Firstly, we could use a mathematical software package, such as MATHEMATICA1, MAPLE2or MATLAB.3 The main advantage of these packages is that they facilitate the very rapid coding up of numerical problems. The main disadvantage is that they produce executable code which is interpreted, rather than compiled. Compiled code is translated directly from a high-level language into machine code instructions, which, by definition, are platform dependent--after all, an Intel x86 chip has a completely different instruction set to a Power-PC chip. Interpreted code is translated from a high-level language into a set of meta-code instructions which are platform independent. Each meta-code instruction is then translated into a fixed set of machine code instructions which is peculiar to the particular hardware platform on which the code is being run. In general, interpreted code is nowhere near as efficient, in terms of computer resource utilization, as compiled code: i.e., interpreted code run a lot slower than equivalent compiled code. Thus, although MATHEMATICA, MAPLE, and MATLAB are ideal environments in which to perform relatively small calculations, they are not suitable for full-blown research projects, since the code which they produce generally runs far too slowly.

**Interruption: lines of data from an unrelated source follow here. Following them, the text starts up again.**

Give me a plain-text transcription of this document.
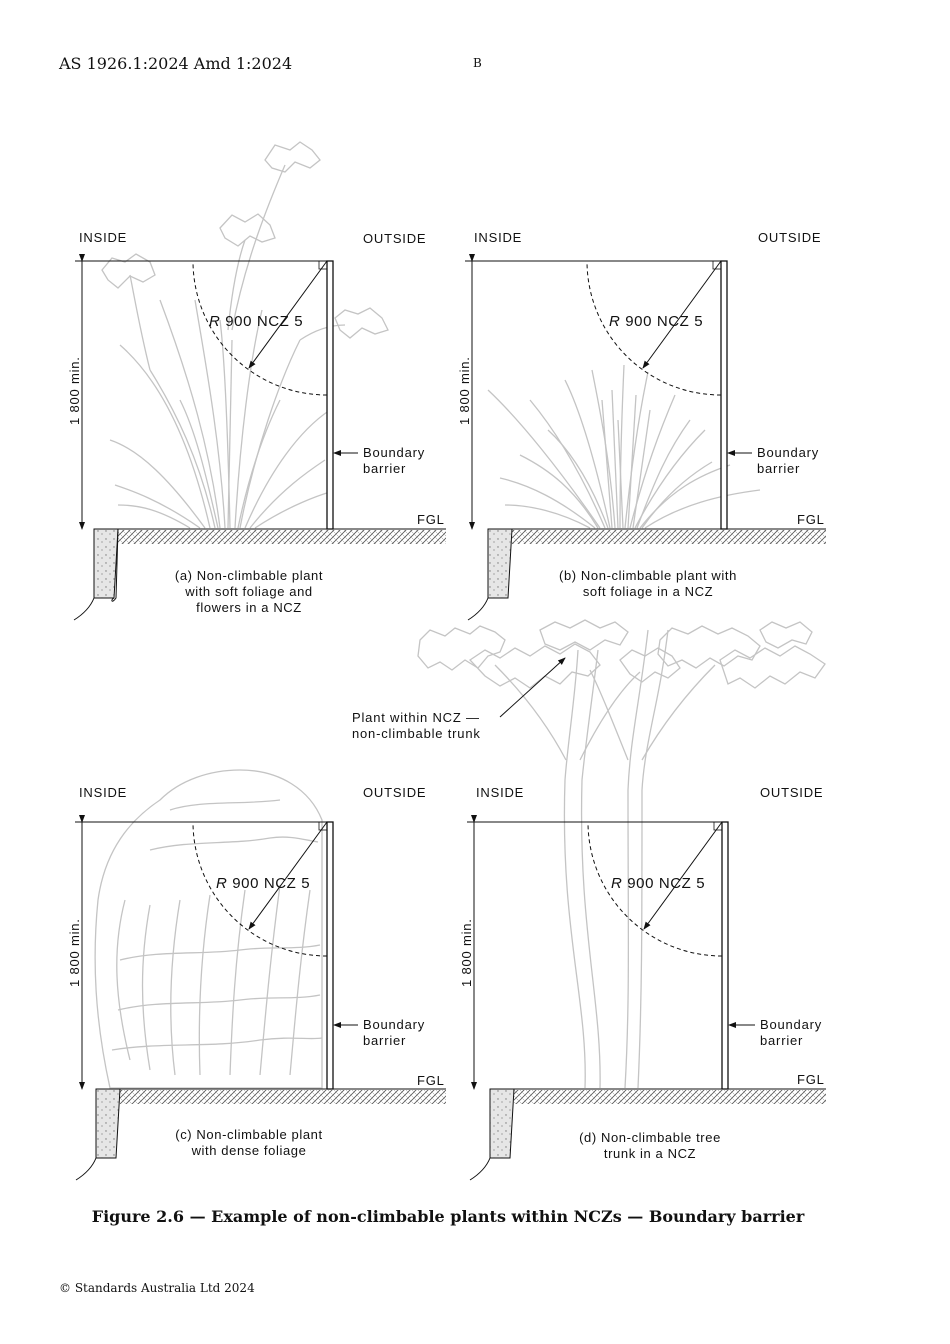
AS 1926.1:2024 Amd 1:2024	B
INSIDE	OUTSIDE
R 900 NCZ 5
1 800 min.
Boundary
barrier
FGL
(a) Non-climbable plant
with soft foliage and
flowers in a NCZ
INSIDE	OUTSIDE
R 900 NCZ 5
1 800 min.
Boundary
barrier
FGL
(b) Non-climbable plant with
soft foliage in a NCZ
Plant within NCZ —
non-climbable trunk
INSIDE	OUTSIDE
R 900 NCZ 5
1 800 min.
Boundary
barrier
FGL
(c) Non-climbable plant
with dense foliage
INSIDE	OUTSIDE
R 900 NCZ 5
1 800 min.
Boundary
barrier
FGL
(d) Non-climbable tree
trunk in a NCZ
Figure 2.6 — Example of non-climbable plants within NCZs — Boundary barrier
© Standards Australia Ltd 2024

Secondly, we could write our own programs in a high-level language, but use calls to pre-written, pre-compiled routines in commonly available subroutine libraries, such as NAG,4 LINPACK,5 and ODEPACK,6 to perform all of the real numerical work. This is the approach used by the majority of research physicists.

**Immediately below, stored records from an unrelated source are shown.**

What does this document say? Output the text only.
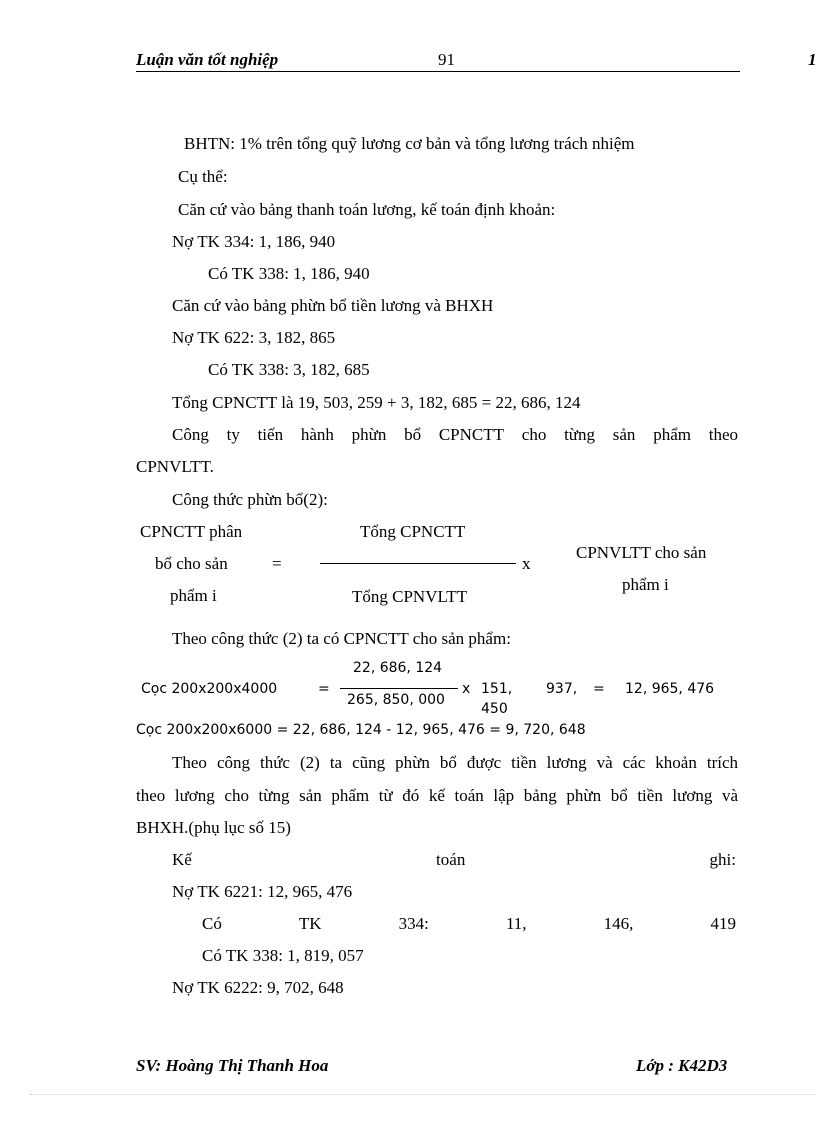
Luận văn tốt nghiệp	91	1
BHTN: 1% trên tổng quỹ lương cơ bản và tổng lương trách nhiệm
Cụ thể:
Căn cứ vào bảng thanh toán lương, kế toán định khoản:
Nợ TK 334: 1, 186, 940
Có TK 338: 1, 186, 940
Căn cứ vào bảng phừn bổ tiền lương và BHXH
Nợ TK 622: 3, 182, 865
Có TK 338: 3, 182, 685
Tổng CPNCTT là 19, 503, 259 + 3, 182, 685 = 22, 686, 124
Công ty tiến hành phừn bổ CPNCTT cho từng sản phẩm theo
CPNVLTT.
Công thức phừn bổ(2):
CPNCTT phân
bổ cho sản
phẩm i
=
Tổng CPNCTT
x
Tổng CPNVLTT
CPNVLTT cho sản
phẩm i
Theo công thức (2) ta có CPNCTT cho sản phẩm:
Cọc 200x200x4000	=
22, 686, 124
265, 850, 000
x 151,
450
937, = 12, 965, 476
Cọc 200x200x6000 = 22, 686, 124 - 12, 965, 476 = 9, 720, 648
Theo công thức (2) ta cũng phừn bổ được tiền lương và các khoản trích
theo lương cho từng sản phẩm từ đó kế toán lập bảng phừn bổ tiền lương và
BHXH.(phụ lục số 15)
Kế	toán	ghi:
Nợ TK 6221: 12, 965, 476
Có	TK	334:	11,	146,	419
Có TK 338: 1, 819, 057
Nợ TK 6222: 9, 702, 648
SV: Hoàng Thị Thanh Hoa	Lớp : K42D3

Thirdly, we could write our own programs--completely from scratch--in a high-level language. This is the approach used in this course. I have opted not to use pre-written subroutine libraries, simply because I want students to develop the ability to think for themselves about scientific programming and numerical techniques. Students should, however, realize that, in many cases, pre-written library routines offer solutions to numerical problems which are pretty hard to improve upon.